4.37 cal/g
44g, ~3 tbsp | cream of wheat | 147 cal |
15g | dehydrated pineapple | 47 cal |
5g, 1 tbsp | shredded coconut | 37 cal |
19g, ~1.5 tbsp | sugar | 74 cal |
14g, 1 tbsp | coconut oil | 120 cal |
small pinch | salt | 0 cal |
Note: the recommended amount of sugar is pretty sweet, so adjust as necessary for your own tastes.
Serving Size:
Packaging
Bag 1:
- cream of wheat
- dehydrated pineapple
- shredded coconut
- sugar
- salt
Bag 2:
- coconut oil
Optional: Storage sugar separately like a spice so you can adjust to taste.
Breakfast doesn't have to be boring, or repetitive! This piña colada backpacking breakfast recipe is a great alternative to the usual oatmeal.
Much like oatmeal though, it's hit or miss with a lot of people. Cream of wheat has even less texture than oatmeal, so if your grudge with oatmeal is that it's a thick gloopy paste then stop reading here. If you happen to like oatmeal then cream of wheat just might be up your alley. For the unintiated, it has a texture similiar to really smooth apple sauce and very little flavor. It lacks the oaty flavor of oatmeal, and actually does taste creamy even without adding cream or milk. A lot of people prefer to eat it plain with sugar and a touch of salt, which makes it a really great base for adding fun flavors (and calories).
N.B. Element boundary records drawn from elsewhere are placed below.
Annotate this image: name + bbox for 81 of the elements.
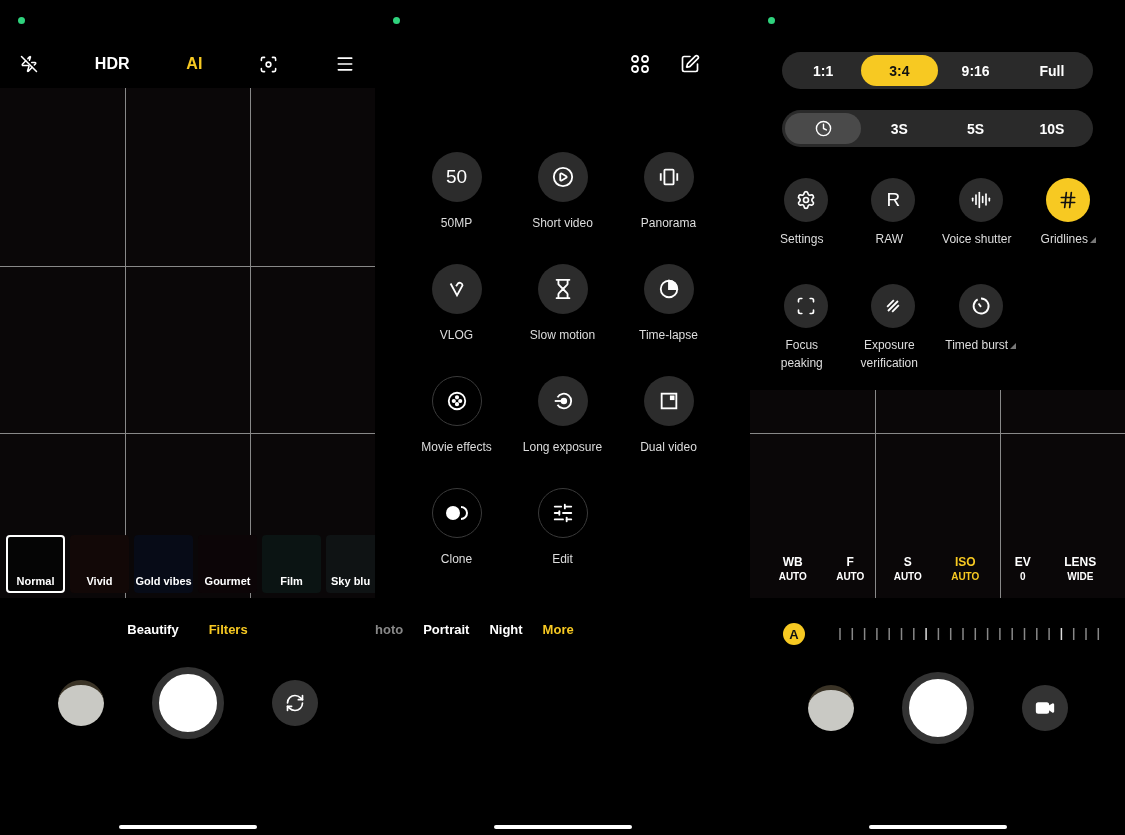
panorama-icon (657, 166, 680, 188)
toggle-button[interactable] (1046, 178, 1091, 222)
mode-label: Slow motion (529, 327, 596, 344)
filter-tile[interactable]: Gold vibes (134, 535, 193, 593)
timer-option[interactable]: 5S (937, 113, 1014, 144)
sound-wave-icon (970, 190, 991, 210)
flash-off-icon[interactable] (20, 55, 38, 73)
timer-icon (970, 296, 991, 316)
mode-button[interactable] (643, 376, 694, 426)
filter-tile[interactable]: Film (262, 535, 321, 593)
timer-option[interactable]: 3S (861, 113, 938, 144)
toggle-button[interactable] (783, 284, 828, 328)
menu-icon[interactable] (335, 54, 355, 74)
dial-ticks-drawing[interactable] (839, 627, 1101, 641)
toggle-label: Focus peaking (779, 337, 824, 372)
edit-icon[interactable] (680, 54, 700, 74)
four-circles-icon[interactable] (630, 54, 650, 74)
mode-button[interactable] (537, 152, 588, 202)
rotate-arrows-icon (284, 692, 305, 713)
pro-parameter[interactable]: ISO AUTO (936, 555, 994, 582)
mode-label: Panorama (640, 215, 697, 232)
mode-label: Movie effects (421, 439, 492, 456)
settings-icon (795, 190, 816, 210)
toggle-label: RAW (875, 231, 904, 248)
mode-tab[interactable]: hoto (375, 621, 404, 637)
pro-parameter[interactable]: S AUTO (879, 555, 937, 582)
aspect-ratio-option[interactable]: Full (1013, 55, 1090, 87)
timer-option[interactable]: 10S (1013, 113, 1090, 144)
pro-parameter[interactable]: EV 0 (994, 555, 1052, 582)
toggle-button[interactable]: R (871, 178, 916, 222)
aspect-ratio-option[interactable]: 3:4 (861, 55, 938, 87)
top-bar-toggle[interactable]: AI (186, 55, 203, 73)
status-dot (18, 16, 25, 24)
play-circle-icon (551, 166, 574, 188)
mode-label: VLOG (439, 327, 474, 344)
mode-tab[interactable]: More (542, 621, 574, 637)
mode-label: 50MP (440, 215, 473, 232)
aspect-ratio-option[interactable]: 1:1 (785, 55, 862, 87)
filter-tile[interactable]: Vivid (70, 535, 129, 593)
toggle-button[interactable] (958, 284, 1003, 328)
mode-tab[interactable]: Night (489, 621, 523, 637)
mode-tab[interactable]: Portrait (423, 621, 470, 637)
toggle-button[interactable] (871, 284, 916, 328)
toggle-label: Settings (780, 231, 824, 248)
pro-parameter[interactable]: LENS WIDE (1051, 555, 1109, 582)
mode-button[interactable] (537, 376, 588, 426)
toggle-button[interactable] (783, 178, 828, 222)
toggle-label: Timed burst (945, 337, 1009, 354)
mode-label: Dual video (640, 439, 697, 456)
top-bar-toggle[interactable]: HDR (94, 55, 130, 73)
pie-timer-icon (657, 278, 680, 300)
filter-tile[interactable]: Sky blu (326, 535, 375, 593)
tab[interactable]: Beautify (127, 621, 179, 637)
aspect-ratio-option[interactable]: 9:16 (937, 55, 1014, 87)
pro-parameter[interactable]: F AUTO (821, 555, 879, 582)
pro-parameter[interactable]: WB AUTO (764, 555, 822, 582)
toggle-button[interactable] (958, 178, 1003, 222)
mode-label: Long exposure (522, 439, 603, 456)
tab[interactable]: Filters (208, 621, 248, 637)
film-reel-icon (445, 390, 468, 412)
focus-frame-icon (795, 296, 816, 316)
mode-button[interactable] (431, 264, 482, 314)
mode-label: Time-lapse (639, 327, 698, 344)
mode-button[interactable]: 50 (431, 152, 482, 202)
mode-button[interactable] (643, 264, 694, 314)
mode-label: Clone (440, 551, 473, 568)
clock-icon (814, 120, 832, 138)
status-dot (768, 16, 775, 24)
mode-label: Short video (532, 215, 593, 232)
filter-tile[interactable]: Normal (6, 535, 65, 593)
timer-option[interactable] (785, 113, 862, 144)
auto-dial-button[interactable]: A (783, 623, 805, 645)
toggle-label: Voice shutter (942, 231, 1012, 248)
sliders-icon (551, 502, 574, 524)
toggle-label: Gridlines (1040, 231, 1088, 248)
mode-button[interactable] (643, 152, 694, 202)
toggle-label: Exposure verification (859, 337, 919, 372)
mode-label: Edit (552, 551, 573, 568)
lens-icon[interactable] (259, 54, 279, 74)
mode-button[interactable] (537, 264, 588, 314)
status-dot (393, 16, 400, 24)
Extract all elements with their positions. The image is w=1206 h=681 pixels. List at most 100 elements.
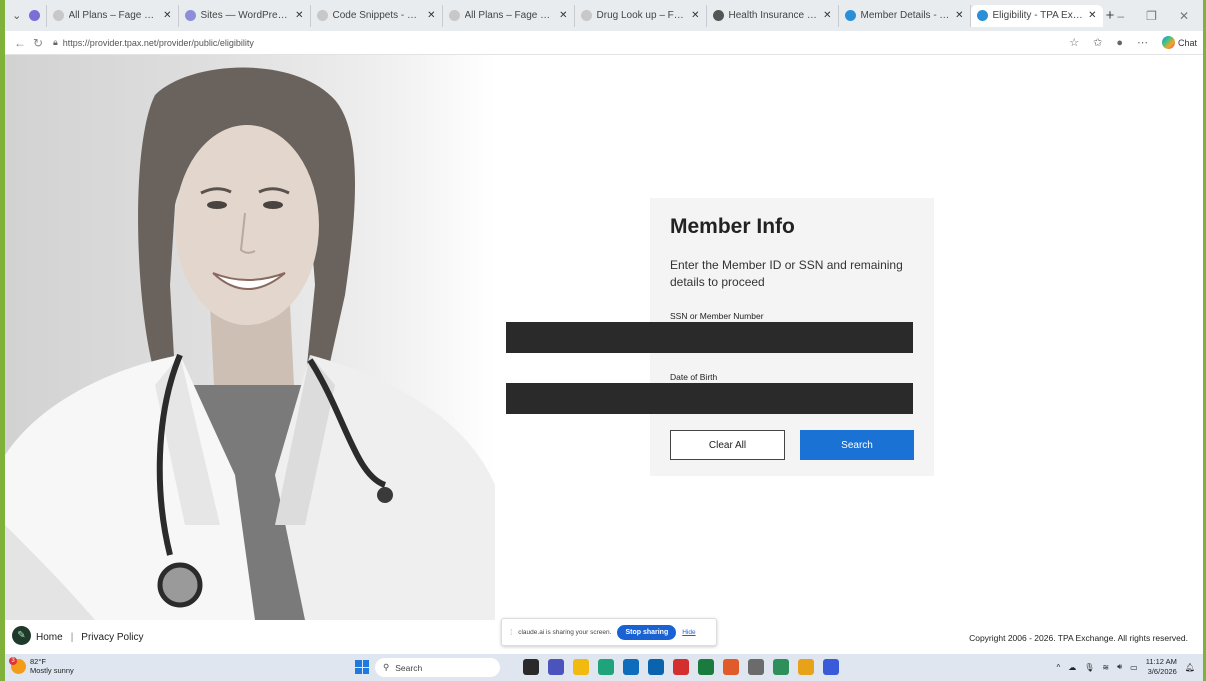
drag-handle-icon[interactable]: ⁞ — [510, 628, 512, 637]
restore-icon[interactable]: ❐ — [1146, 9, 1157, 23]
address-bar: ← ↻ 🔒︎ https://provider.tpax.net/provide… — [5, 31, 1203, 55]
battery-icon[interactable]: ▭ — [1130, 663, 1138, 672]
browser-tab[interactable] — [23, 4, 47, 27]
windows-start-icon[interactable] — [355, 660, 369, 674]
back-icon[interactable]: ← — [11, 36, 29, 50]
favorite-star-icon[interactable]: ☆ — [1069, 36, 1079, 49]
edit-pencil-icon[interactable]: ✎ — [12, 626, 31, 645]
tab-title: All Plans – Fage Financial — [68, 10, 159, 21]
system-tray: ^ ☁ 🎙︎ ≋ 🔊︎ ▭ 11:12 AM 3/6/2026 🔔︎ — [1056, 657, 1195, 677]
browser-tab[interactable]: Health Insurance | Benefit ✕ — [707, 4, 839, 27]
tray-chevron-icon[interactable]: ^ — [1056, 663, 1060, 672]
footer-home-link[interactable]: Home — [36, 632, 63, 643]
chrome-icon[interactable] — [798, 659, 814, 675]
copilot-chat-button[interactable]: Chat — [1161, 36, 1197, 49]
search-button[interactable]: Search — [800, 430, 914, 460]
ssn-label: SSN or Member Number — [670, 311, 764, 321]
tab-close-icon[interactable]: ✕ — [691, 10, 699, 21]
tab-title: Sites — WordPress.com — [200, 10, 291, 21]
lock-icon[interactable]: 🔒︎ — [53, 37, 58, 48]
copilot-app-icon[interactable] — [723, 659, 739, 675]
excel-icon[interactable] — [698, 659, 714, 675]
url-text: https://provider.tpax.net/provider/publi… — [62, 37, 254, 48]
browser-tab[interactable]: Code Snippets - Fage Finan ✕ — [311, 4, 443, 27]
taskbar-search-placeholder: Search — [395, 662, 423, 673]
windows-taskbar: 3 82°F Mostly sunny ⚲ Search ^ ☁ 🎙︎ ≋ 🔊︎… — [5, 654, 1203, 681]
document-icon — [448, 10, 460, 21]
screen-share-bar: ⁞ claude.ai is sharing your screen. Stop… — [501, 618, 717, 646]
footer-privacy-link[interactable]: Privacy Policy — [81, 632, 143, 643]
clock[interactable]: 11:12 AM 3/6/2026 — [1146, 657, 1177, 677]
favorites-icon[interactable]: ✩ — [1093, 36, 1102, 49]
clock-time: 11:12 AM — [1145, 657, 1177, 666]
tab-close-icon[interactable]: ✕ — [163, 10, 171, 21]
tab-close-icon[interactable]: ✕ — [955, 10, 963, 21]
tab-title: All Plans – Fage Financial — [464, 10, 555, 21]
teams-icon[interactable] — [548, 659, 564, 675]
outlook-icon[interactable] — [648, 659, 664, 675]
close-window-icon[interactable]: ✕ — [1179, 9, 1189, 23]
document-icon — [316, 10, 328, 21]
tab-title: Eligibility - TPA Exchange — [992, 10, 1084, 21]
member-info-card: Member Info Enter the Member ID or SSN a… — [506, 198, 934, 476]
weather-widget[interactable]: 3 82°F Mostly sunny — [9, 656, 74, 675]
browser-tab[interactable]: All Plans – Fage Financial ✕ — [443, 4, 575, 27]
taskbar-search[interactable]: ⚲ Search — [375, 658, 500, 677]
task-view-icon[interactable] — [523, 659, 539, 675]
copilot-icon — [1161, 36, 1175, 49]
hide-share-bar-link[interactable]: Hide — [682, 629, 695, 636]
new-tab-button[interactable]: + — [1103, 7, 1118, 24]
url-field[interactable]: 🔒︎ https://provider.tpax.net/provider/pu… — [53, 34, 273, 52]
copyright-text: Copyright 2006 - 2026. TPA Exchange. All… — [969, 633, 1188, 643]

I've taken some liberties in calling this piña colada; first, there's no rum, coconut cream, pineapple juice, and definitely no maraschino cherry. Secondly, with the proportion of ingredients used the coconut and pineapple flavor is really subtle and hardly the punch in the mouth of a real piña colada. Regardless, it's a great way to throw some variety into the morning camp routine. If you want to make it more authentic, feel free to booze it up, it'll be our little secret.
My favorite part of this breakfast is that it's easy and very fuel efficient. Everything gets added to simmering water, stirred for a bit, and then turn off your stove to conserve fuel. Cream of wheat requires basically no cooking, and if you somehow mess it up and it's too runny just put it back on the heat. If it's too thick, add more water. Pretty foolproof food. But there's a downside, it's pretty nutritionally sparse, there's very little fiber and nutrients when compared to oatmeal but we supplement the heck out of it here with our goodies. If you want even more calories for those hard hiking mornings, add more coconut oil. The cream of wheat soaks it up and it really doesn't taste greasy. Alternatively, toss in some Nido or other powdered milk alternative if you want it extra creamy. I don't think it's necessary, but that's another way to add more calories and flavor.
Alright, enough jabbering about one of the simpler recipes on this site. Here are gratutious cooking pictures (Note: you don't have to add ingredients one at a time, I did it because I portioned it out for the photo. It can just be added all at once. See directions further below.)
After you add the oil, it'll float to the top so now is the time to stir! Stir! Stir some more!
Eventually (within a minute or two) it thickens up to something like this.
Don't let the texture fool you, it's so good this might be my new go-to breakfast. Oatmeal is fine and dandy but this packs much smaller, uses marginally less fuel, and requires less chewing effort. Yes, I'm lazy, but at least I don't add rum to my breakfast.
Directions
- Bring 1.5 cups of water to a simmer.
- Add Bag 1 (cream of wheat, pineapples, sugar, shredded coconut) to pot.
- Keep stirring and bring back to a light simmer, 1-2 minutes, or until thickened.
- Add Bag 2 (coconut oil). Turn off stove.
- Remove from heat and stir vigorously until coconut is full incorporated.